Recent claims that switching internet supplier could save you €300 a year might be misleading, according to a number of consumers who have tried it

Numerous French media sites claim that consumers who take advantage of internet switching offers could save an average of €300 annually Pic: Proxima Studio / Shutterstock

A promotion from telephone and internet supplier SFR, which is advertising its box for €10 a month, prompted debate on whether it is worth changing operators to benefit from such offers.

Low prices usually last for a year, before moving on to a higher rate. Under the SFR promotion, it goes up to €38 a month. After SFR, rivals Bouygues and Free also started offering very low rates of €9.99 a month for a year.

In theory, it is easy to switch internet suppliers in France, with the new firm doing almost all the administration, including keeping old email addresses active for six months for customers to send contacts their new one.

Numerous French media sites claim that consumers who take advantage of the offers could save an average of €300 annually.

Comments from readers, however, show that doing so takes a fair amount of planning to avoid complications. These can include months with two boxes from different suppliers, both having to be paid for, and unexpected charges for switching contracts outside the prescribed time. In addition, many warn that connection and end-of-contract costs, not always signalled in the advertisements, make deep inroads into savings.

Adding extra services such as TV can also quickly push up bills.

Bear in mind, too, that all WiFi-connected devices will need a different code for the new box, and the sign-up process for new clients, generally done over the phone, can take a long time.
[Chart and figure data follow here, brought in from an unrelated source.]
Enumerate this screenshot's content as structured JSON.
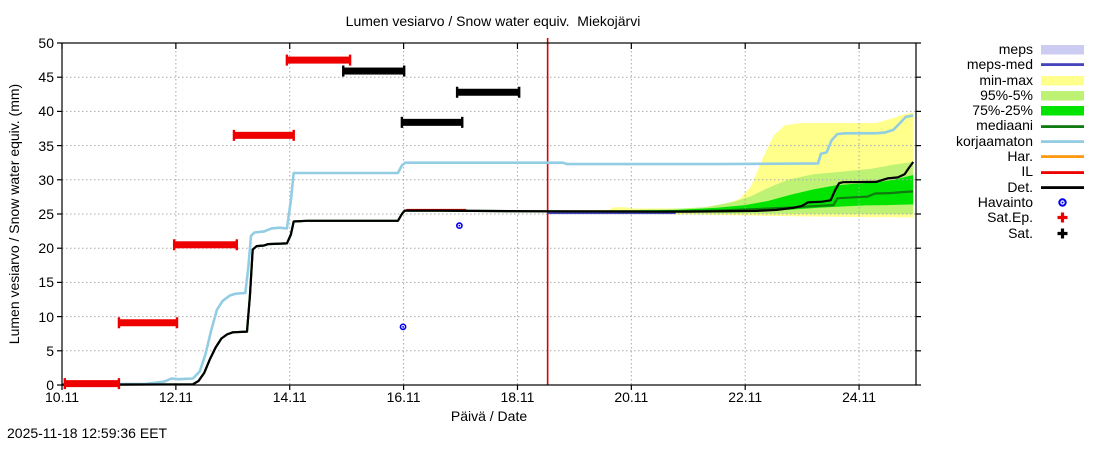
{
  "chart_data": {
    "type": "line",
    "title": "Lumen vesiarvo / Snow water equiv.  Miekojärvi",
    "xlabel": "Päivä / Date",
    "ylabel": "Lumen vesiarvo / Snow water equiv. (mm)",
    "timestamp": "2025-11-18 12:59:36 EET",
    "xlim_days": [
      10,
      25
    ],
    "ylim": [
      0,
      50
    ],
    "grid": true,
    "legend_position": "right",
    "now_line_day": 18.53,
    "colors": {
      "now_line": "#dd0000",
      "grid": "#a9a9a9",
      "frame": "#000000"
    },
    "x_ticks": [
      {
        "day": 10,
        "label": "10.11"
      },
      {
        "day": 12,
        "label": "12.11"
      },
      {
        "day": 14,
        "label": "14.11"
      },
      {
        "day": 16,
        "label": "16.11"
      },
      {
        "day": 18,
        "label": "18.11"
      },
      {
        "day": 20,
        "label": "20.11"
      },
      {
        "day": 22,
        "label": "22.11"
      },
      {
        "day": 24,
        "label": "24.11"
      }
    ],
    "y_ticks": [
      {
        "value": 0,
        "label": "0"
      },
      {
        "value": 5,
        "label": "5"
      },
      {
        "value": 10,
        "label": "10"
      },
      {
        "value": 15,
        "label": "15"
      },
      {
        "value": 20,
        "label": "20"
      },
      {
        "value": 25,
        "label": "25"
      },
      {
        "value": 30,
        "label": "30"
      },
      {
        "value": 35,
        "label": "35"
      },
      {
        "value": 40,
        "label": "40"
      },
      {
        "value": 45,
        "label": "45"
      },
      {
        "value": 50,
        "label": "50"
      }
    ],
    "bands": [
      {
        "name": "min-max",
        "color": "#ffff8c",
        "top": [
          [
            18.53,
            25.5
          ],
          [
            19.6,
            25.6
          ],
          [
            19.7,
            26.0
          ],
          [
            19.9,
            26.0
          ],
          [
            20.0,
            25.8
          ],
          [
            21.3,
            25.8
          ],
          [
            21.6,
            26.3
          ],
          [
            21.9,
            27.2
          ],
          [
            22.1,
            29.0
          ],
          [
            22.3,
            33.0
          ],
          [
            22.5,
            36.5
          ],
          [
            22.7,
            38.0
          ],
          [
            23.0,
            38.3
          ],
          [
            24.3,
            38.3
          ],
          [
            24.55,
            38.9
          ],
          [
            24.8,
            39.6
          ],
          [
            24.95,
            39.8
          ]
        ],
        "bottom": [
          [
            18.53,
            25.1
          ],
          [
            20.5,
            24.95
          ],
          [
            22.0,
            24.8
          ],
          [
            23.0,
            24.65
          ],
          [
            24.0,
            24.55
          ],
          [
            24.95,
            24.5
          ]
        ]
      },
      {
        "name": "meps",
        "color": "#ccccf2",
        "top": [
          [
            18.53,
            25.2
          ],
          [
            20.78,
            25.2
          ]
        ],
        "bottom": [
          [
            18.53,
            24.95
          ],
          [
            20.78,
            24.95
          ]
        ]
      },
      {
        "name": "95%-5%",
        "color": "#bdf275",
        "top": [
          [
            18.53,
            25.45
          ],
          [
            19.6,
            25.55
          ],
          [
            20.6,
            25.7
          ],
          [
            21.3,
            26.0
          ],
          [
            21.8,
            26.8
          ],
          [
            22.1,
            27.6
          ],
          [
            22.4,
            28.8
          ],
          [
            22.75,
            30.0
          ],
          [
            23.2,
            30.8
          ],
          [
            23.7,
            31.2
          ],
          [
            24.2,
            31.6
          ],
          [
            24.6,
            32.2
          ],
          [
            24.95,
            32.6
          ]
        ],
        "bottom": [
          [
            18.53,
            25.15
          ],
          [
            20.5,
            25.1
          ],
          [
            22.5,
            25.05
          ],
          [
            24.95,
            25.0
          ]
        ]
      },
      {
        "name": "75%-25%",
        "color": "#00e400",
        "top": [
          [
            18.53,
            25.4
          ],
          [
            19.6,
            25.5
          ],
          [
            20.8,
            25.6
          ],
          [
            21.5,
            25.9
          ],
          [
            22.0,
            26.3
          ],
          [
            22.4,
            26.9
          ],
          [
            22.8,
            27.8
          ],
          [
            23.2,
            28.6
          ],
          [
            23.6,
            29.2
          ],
          [
            23.9,
            29.4
          ],
          [
            24.3,
            29.6
          ],
          [
            24.6,
            30.0
          ],
          [
            24.8,
            30.4
          ],
          [
            24.95,
            30.7
          ]
        ],
        "bottom": [
          [
            18.53,
            25.25
          ],
          [
            20.5,
            25.2
          ],
          [
            21.8,
            25.25
          ],
          [
            22.4,
            25.4
          ],
          [
            22.9,
            25.7
          ],
          [
            23.3,
            25.9
          ],
          [
            23.7,
            26.1
          ],
          [
            24.1,
            26.25
          ],
          [
            24.5,
            26.3
          ],
          [
            24.95,
            26.4
          ]
        ]
      }
    ],
    "lines": [
      {
        "name": "IL",
        "color": "#ee0000",
        "width": 2,
        "points": [
          [
            16.05,
            25.6
          ],
          [
            17.1,
            25.6
          ]
        ]
      },
      {
        "name": "meps-med",
        "color": "#4444bb",
        "width": 2,
        "points": [
          [
            18.53,
            25.15
          ],
          [
            20.78,
            25.15
          ]
        ]
      },
      {
        "name": "mediaani",
        "color": "#0f7a0f",
        "width": 2.2,
        "points": [
          [
            10,
            0.05
          ],
          [
            12.3,
            0.1
          ],
          [
            12.4,
            0.6
          ],
          [
            12.5,
            1.8
          ],
          [
            12.6,
            3.8
          ],
          [
            12.7,
            5.5
          ],
          [
            12.8,
            6.8
          ],
          [
            12.9,
            7.4
          ],
          [
            13.0,
            7.7
          ],
          [
            13.25,
            7.8
          ],
          [
            13.3,
            13
          ],
          [
            13.35,
            19.8
          ],
          [
            13.42,
            20.3
          ],
          [
            13.55,
            20.4
          ],
          [
            13.62,
            20.6
          ],
          [
            13.95,
            20.7
          ],
          [
            14.02,
            22
          ],
          [
            14.07,
            23.9
          ],
          [
            14.3,
            24
          ],
          [
            15.9,
            24
          ],
          [
            15.97,
            25
          ],
          [
            16.02,
            25.5
          ],
          [
            16.6,
            25.5
          ],
          [
            17.2,
            25.45
          ],
          [
            18.53,
            25.4
          ],
          [
            20.5,
            25.35
          ],
          [
            21.5,
            25.5
          ],
          [
            22.3,
            25.75
          ],
          [
            22.9,
            26.0
          ],
          [
            23.3,
            26.2
          ],
          [
            23.55,
            26.3
          ],
          [
            23.62,
            27.3
          ],
          [
            23.95,
            27.45
          ],
          [
            24.15,
            27.55
          ],
          [
            24.28,
            28.0
          ],
          [
            24.55,
            28.05
          ],
          [
            24.75,
            28.2
          ],
          [
            24.95,
            28.3
          ]
        ]
      },
      {
        "name": "korjaamaton",
        "color": "#93cde4",
        "width": 2.6,
        "points": [
          [
            10,
            0.1
          ],
          [
            11.45,
            0.15
          ],
          [
            11.8,
            0.5
          ],
          [
            11.92,
            0.95
          ],
          [
            12.05,
            0.85
          ],
          [
            12.3,
            0.95
          ],
          [
            12.42,
            2.0
          ],
          [
            12.52,
            4.5
          ],
          [
            12.62,
            8.0
          ],
          [
            12.72,
            11.0
          ],
          [
            12.82,
            12.3
          ],
          [
            12.95,
            13.1
          ],
          [
            13.05,
            13.35
          ],
          [
            13.22,
            13.45
          ],
          [
            13.27,
            17
          ],
          [
            13.32,
            21.8
          ],
          [
            13.38,
            22.3
          ],
          [
            13.55,
            22.45
          ],
          [
            13.68,
            22.9
          ],
          [
            13.82,
            23.0
          ],
          [
            13.95,
            22.9
          ],
          [
            14.02,
            27
          ],
          [
            14.07,
            31.0
          ],
          [
            15.9,
            31.0
          ],
          [
            15.97,
            32.1
          ],
          [
            16.03,
            32.5
          ],
          [
            18.8,
            32.5
          ],
          [
            18.87,
            32.3
          ],
          [
            21.5,
            32.3
          ],
          [
            23.28,
            32.4
          ],
          [
            23.33,
            33.8
          ],
          [
            23.43,
            34.0
          ],
          [
            23.52,
            35.8
          ],
          [
            23.62,
            36.7
          ],
          [
            23.75,
            36.8
          ],
          [
            24.28,
            36.8
          ],
          [
            24.45,
            36.9
          ],
          [
            24.6,
            37.3
          ],
          [
            24.72,
            38.3
          ],
          [
            24.82,
            39.2
          ],
          [
            24.95,
            39.4
          ]
        ]
      },
      {
        "name": "Det.",
        "color": "#000000",
        "width": 2.2,
        "points": [
          [
            10,
            0.05
          ],
          [
            12.3,
            0.1
          ],
          [
            12.4,
            0.6
          ],
          [
            12.5,
            1.8
          ],
          [
            12.6,
            3.8
          ],
          [
            12.7,
            5.5
          ],
          [
            12.8,
            6.8
          ],
          [
            12.9,
            7.4
          ],
          [
            13.0,
            7.7
          ],
          [
            13.25,
            7.8
          ],
          [
            13.3,
            13
          ],
          [
            13.35,
            19.8
          ],
          [
            13.42,
            20.3
          ],
          [
            13.55,
            20.4
          ],
          [
            13.62,
            20.6
          ],
          [
            13.95,
            20.7
          ],
          [
            14.02,
            22
          ],
          [
            14.07,
            23.9
          ],
          [
            14.3,
            24
          ],
          [
            15.9,
            24
          ],
          [
            15.97,
            25
          ],
          [
            16.02,
            25.5
          ],
          [
            16.6,
            25.5
          ],
          [
            17.2,
            25.45
          ],
          [
            18.53,
            25.4
          ],
          [
            21.0,
            25.35
          ],
          [
            22.2,
            25.45
          ],
          [
            22.55,
            25.6
          ],
          [
            22.85,
            25.9
          ],
          [
            23.0,
            26.2
          ],
          [
            23.1,
            26.7
          ],
          [
            23.35,
            26.8
          ],
          [
            23.5,
            27.0
          ],
          [
            23.58,
            28.5
          ],
          [
            23.65,
            29.5
          ],
          [
            23.72,
            29.65
          ],
          [
            24.3,
            29.7
          ],
          [
            24.5,
            30.2
          ],
          [
            24.68,
            30.35
          ],
          [
            24.8,
            30.8
          ],
          [
            24.88,
            31.8
          ],
          [
            24.95,
            32.6
          ]
        ]
      }
    ],
    "bars": [
      {
        "series": "Sat.Ep.",
        "color": "#ee0000",
        "value": 0.2,
        "start_day": 10.05,
        "end_day": 11.0
      },
      {
        "series": "Sat.Ep.",
        "color": "#ee0000",
        "value": 9.1,
        "start_day": 11.0,
        "end_day": 12.02
      },
      {
        "series": "Sat.Ep.",
        "color": "#ee0000",
        "value": 20.5,
        "start_day": 11.97,
        "end_day": 13.07
      },
      {
        "series": "Sat.Ep.",
        "color": "#ee0000",
        "value": 36.5,
        "start_day": 13.02,
        "end_day": 14.07
      },
      {
        "series": "Sat.Ep.",
        "color": "#ee0000",
        "value": 47.5,
        "start_day": 13.95,
        "end_day": 15.06
      },
      {
        "series": "Sat.",
        "color": "#000000",
        "value": 45.9,
        "start_day": 14.94,
        "end_day": 16.01
      },
      {
        "series": "Sat.",
        "color": "#000000",
        "value": 38.4,
        "start_day": 15.97,
        "end_day": 17.03
      },
      {
        "series": "Sat.",
        "color": "#000000",
        "value": 42.8,
        "start_day": 16.94,
        "end_day": 18.03
      }
    ],
    "markers": [
      {
        "series": "Havainto",
        "color": "#0000ee",
        "day": 15.99,
        "value": 8.5
      },
      {
        "series": "Havainto",
        "color": "#0000ee",
        "day": 16.98,
        "value": 23.3
      }
    ],
    "legend": [
      {
        "label": "meps",
        "type": "band",
        "color": "#ccccf2"
      },
      {
        "label": "meps-med",
        "type": "line",
        "color": "#4444bb"
      },
      {
        "label": "min-max",
        "type": "band",
        "color": "#ffff8c"
      },
      {
        "label": "95%-5%",
        "type": "band",
        "color": "#bdf275"
      },
      {
        "label": "75%-25%",
        "type": "band",
        "color": "#00e400"
      },
      {
        "label": "mediaani",
        "type": "line",
        "color": "#0f7a0f"
      },
      {
        "label": "korjaamaton",
        "type": "line",
        "color": "#93cde4"
      },
      {
        "label": "Har.",
        "type": "line",
        "color": "#ff9911"
      },
      {
        "label": "IL",
        "type": "line",
        "color": "#ee0000"
      },
      {
        "label": "Det.",
        "type": "line",
        "color": "#000000"
      },
      {
        "label": "Havainto",
        "type": "circle",
        "color": "#0000ee"
      },
      {
        "label": "Sat.Ep.",
        "type": "plus",
        "color": "#ee0000"
      },
      {
        "label": "Sat.",
        "type": "plus",
        "color": "#000000"
      }
    ]
  }
}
If you are connected to fibre, expect to have to wait in for a day, because technicians must come to your house to make the change.

One person wrote: “It is something I did as a student when I had time and not much money, and I saved a lot, but not the full €300. Now I am in work and earning, I just do not have the time or inclination to do that again.”

Another grumble was that offers were often accompanied by telemarketing campaigns, even to numbers on the Bloctel list, which is meant to filter marketing calls.